07 de janeiro de 2014 | N° 17666
FABRÍCIO CARPINEJAR
Sofrimento não é charme
Em minha escola, havia a Maria do Suspiro. Um nome que
funcionava como apelido amoroso.
Ela desmaiava semana sim, semana não.
Produzia um acontecimento importante na turma, com
descrições de como foi a queda, os passos para reanimá-la, quem a socorreu.
Destacava-se como uma santa na lista de chamada. Se o tombo
ocorria antes do recreio, dominava o assunto das rodas no intervalo. Se ocorria
depois, não se falava de outra coisa na saída.
Assim que acordava da pane, Maria Suspiro recebia biscoitos,
bolo e chá, recebia cuidado e atenção especial dos professores, recebia uma
hora exclusiva na sala da direção, e recebia – pasmem – a chance de sair mais
cedo.
Passei a minha infância inteira treinando desmaiar. Mas não
consegui.
Eu me sobrecarregava de roupas no verão. Botava uniforme com
gola rolê. Só que minha pressão não baixava. Eu apenas ficava com a fama de
excêntrico.
Sobrevivia um dia jantando ninharias e renunciando o café.
Só que a fome apenas produzia barulhos no estômago.
Sofria de amores platônicos, me distraía e jamais me
esgotava emocionalmente.
Gostaria mesmo de desmaiar. Ensaiava tonturas na cama. Mas
logo me despertava mais animado ainda.
Idealizava o copo inesperado de água com açúcar e os colegas
ao meu redor, perguntando se estava bem e se havia recuperado a consciência.
Ansiava por aquela vertigem de amolecer os ombros e se
dobrar como água de cachoeira.
Busquei desmaiar na igreja e somente cochilei. Busquei
desmaiar na aula de matemática e somente ronquei. Além de não desfalecer,
ganhava advertências e ocorrências que sujavam o histórico escolar. Minha saúde
perfeita não ajudava a alma romântica. Ganhei a fama de malandro e espertinho,
preguiçoso e inconveniente.
Já Maria do Suspiro tinha uma performance impressionante,
inimitável. Não compreendia como ela sempre caía bonito, nunca batia com a
cabeça ou se esborrachava no chão. Não se machucava, não criava cicatrizes. Ela
virava os olhos, empurrava o rosto para trás, e se escorava em alguém ao seu
lado, que amparava imediatamente sua frouxidão. Não a vi caindo uma vez
desacompanhada. Tinha um senso infalível de momento. Não descia a escada da
respiração sem um corrimão ou desprovida do apoio de um braço generoso.
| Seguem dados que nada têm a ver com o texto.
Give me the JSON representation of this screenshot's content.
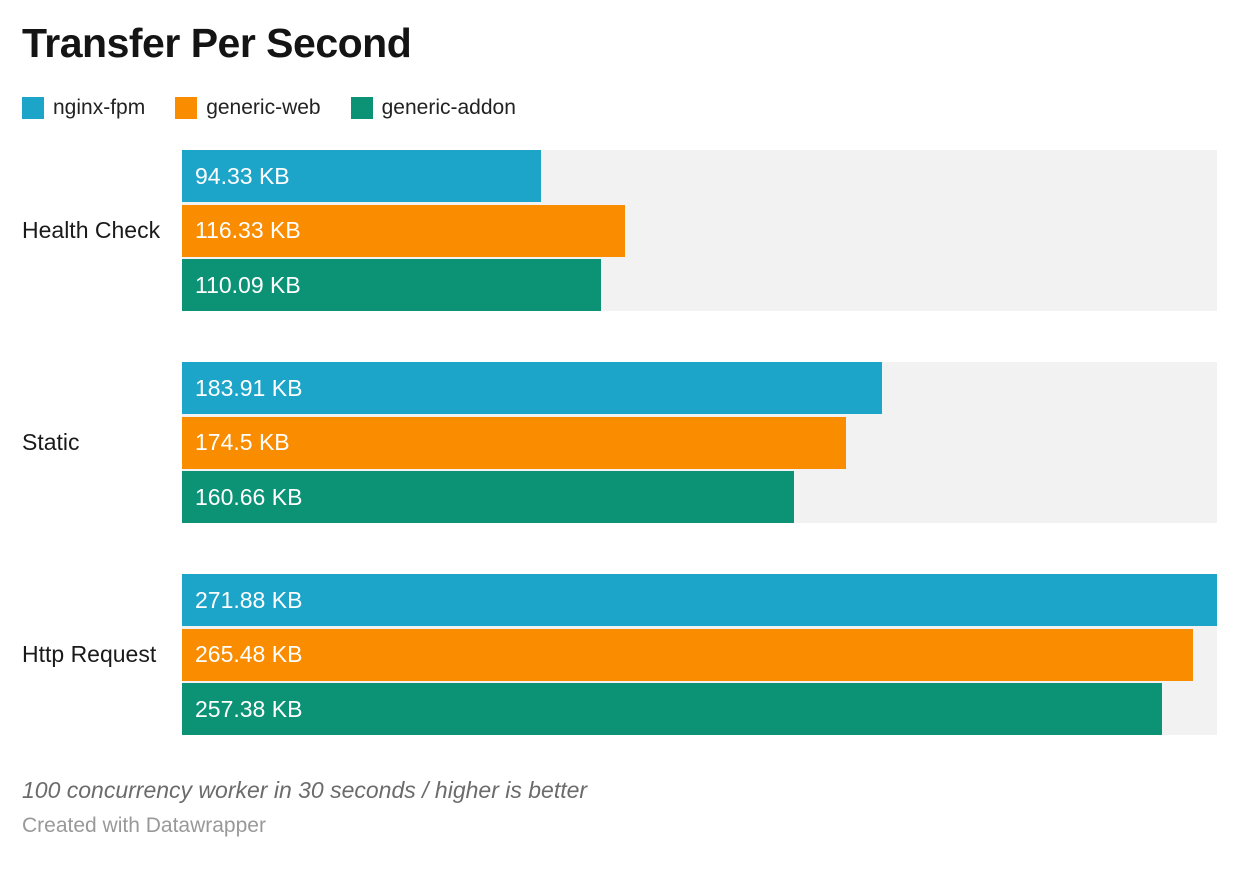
{
  "title": "Transfer Per Second",
  "legend": {
    "items": [
      {
        "label": "nginx-fpm",
        "color": "#1da5c9"
      },
      {
        "label": "generic-web",
        "color": "#fa8c00"
      },
      {
        "label": "generic-addon",
        "color": "#0c9376"
      }
    ]
  },
  "chart_data": {
    "type": "bar",
    "orientation": "horizontal",
    "title": "Transfer Per Second",
    "unit": "KB",
    "categories": [
      "Health Check",
      "Static",
      "Http Request"
    ],
    "series": [
      {
        "name": "nginx-fpm",
        "color": "#1da5c9",
        "values": [
          94.33,
          183.91,
          271.88
        ],
        "labels": [
          "94.33 KB",
          "183.91 KB",
          "271.88 KB"
        ]
      },
      {
        "name": "generic-web",
        "color": "#fa8c00",
        "values": [
          116.33,
          174.5,
          265.48
        ],
        "labels": [
          "116.33 KB",
          "174.5 KB",
          "265.48 KB"
        ]
      },
      {
        "name": "generic-addon",
        "color": "#0c9376",
        "values": [
          110.09,
          160.66,
          257.38
        ],
        "labels": [
          "110.09 KB",
          "160.66 KB",
          "257.38 KB"
        ]
      }
    ],
    "xlim": [
      0,
      271.88
    ],
    "track_color": "#f2f2f2",
    "value_label_position": "inside-start",
    "legend_position": "top",
    "grid": false
  },
  "footer": {
    "note": "100 concurrency worker in 30 seconds / higher is better",
    "credit": "Created with Datawrapper"
  }
}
Seus desmaios eram educados, gentis, sedutores. Nem
demorados para gerar pânico. Nem rápidos demais para não provocar dúvidas.
Por muito tempo, fui apaixonado pela minha carência. Forçava
adoecer para chamar atenção. Enquanto Maria do Suspiro sonhava com a paz de
minha vida, com a normalidade discreta dos colegas.